After COVID-19, Taiwan will have to navigate a world that will never be the same

ORDER FROM CHAOS

Brookings Institute
Date: April 20, 2020
By: Ryan Hass

Editor's Note: 

The coronavirus crisis has exposed a range of fresh challenges and questions about the future of the US-China relationship, writes Ryan Hass. Taiwan's role in this changing environment depends largely on how the people of Taiwan answer a number of looming questions. This piece originally appeared in the Taipei Times.

Unlike virtually every country in the world, Taiwan has weathered the first wave of the COVID-19 pandemic admirably well. Taiwan’s governance system has stood firm in the face of crisis, gaining international acclaim for the competence and efficiency of its response to the outbreak. And the people of Taiwan have garnered goodwill through their generosity, reflected in their donations of medical equipment to the United States and elsewhere.

Sadly, others have not fared so well.

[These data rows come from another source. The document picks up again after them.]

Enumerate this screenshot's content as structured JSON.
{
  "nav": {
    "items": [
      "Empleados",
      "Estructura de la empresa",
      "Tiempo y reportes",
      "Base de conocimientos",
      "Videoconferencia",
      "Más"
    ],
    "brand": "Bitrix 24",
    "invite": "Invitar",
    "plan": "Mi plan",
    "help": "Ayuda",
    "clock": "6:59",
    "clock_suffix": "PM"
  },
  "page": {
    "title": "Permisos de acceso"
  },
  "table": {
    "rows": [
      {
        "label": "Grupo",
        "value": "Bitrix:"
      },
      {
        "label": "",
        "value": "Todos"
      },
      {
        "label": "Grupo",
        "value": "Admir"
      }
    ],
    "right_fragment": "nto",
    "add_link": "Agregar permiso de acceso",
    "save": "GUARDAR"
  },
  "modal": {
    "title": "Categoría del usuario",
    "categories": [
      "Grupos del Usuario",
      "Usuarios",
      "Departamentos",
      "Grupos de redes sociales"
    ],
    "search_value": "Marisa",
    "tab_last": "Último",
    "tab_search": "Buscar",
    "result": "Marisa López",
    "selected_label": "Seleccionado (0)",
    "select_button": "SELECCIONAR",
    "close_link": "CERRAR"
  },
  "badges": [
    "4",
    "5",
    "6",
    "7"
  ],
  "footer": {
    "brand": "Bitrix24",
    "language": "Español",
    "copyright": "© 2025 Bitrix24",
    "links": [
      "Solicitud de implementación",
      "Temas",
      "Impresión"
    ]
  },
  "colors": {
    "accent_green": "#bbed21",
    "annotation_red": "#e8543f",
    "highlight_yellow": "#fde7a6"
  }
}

Both the spread and death toll of the virus already have overwhelmed countries across the world. As the global thinker Fareed Zakaria has observed, we likely are “in the early stages of what is going to become a series of cascading crises.” A health crisis will lead to a global economic recession, which will cause national defaults, which will strain countries’ ability to cope with rising demands for social services, and so on. In other words, the pandemic will change the world as we know it.

In recent weeks, many analysts have stepped forward to offer their views on what the world will look like after COVID-19. For some, this moment would provide a referendum on the relative advantages of democratic versus authoritarian systems. Several warned that China might seize America’s moment of domestic turmoil to eclipse the United States on the world stage, while others suggested that the pandemic would be a permanent stain on China’s international reputation that never would be washed away.

If history is any guide, predictions made about the future from the fog of crisis tend to offer little predictive or explanatory value. I would be surprised if this experience ends up becoming much different.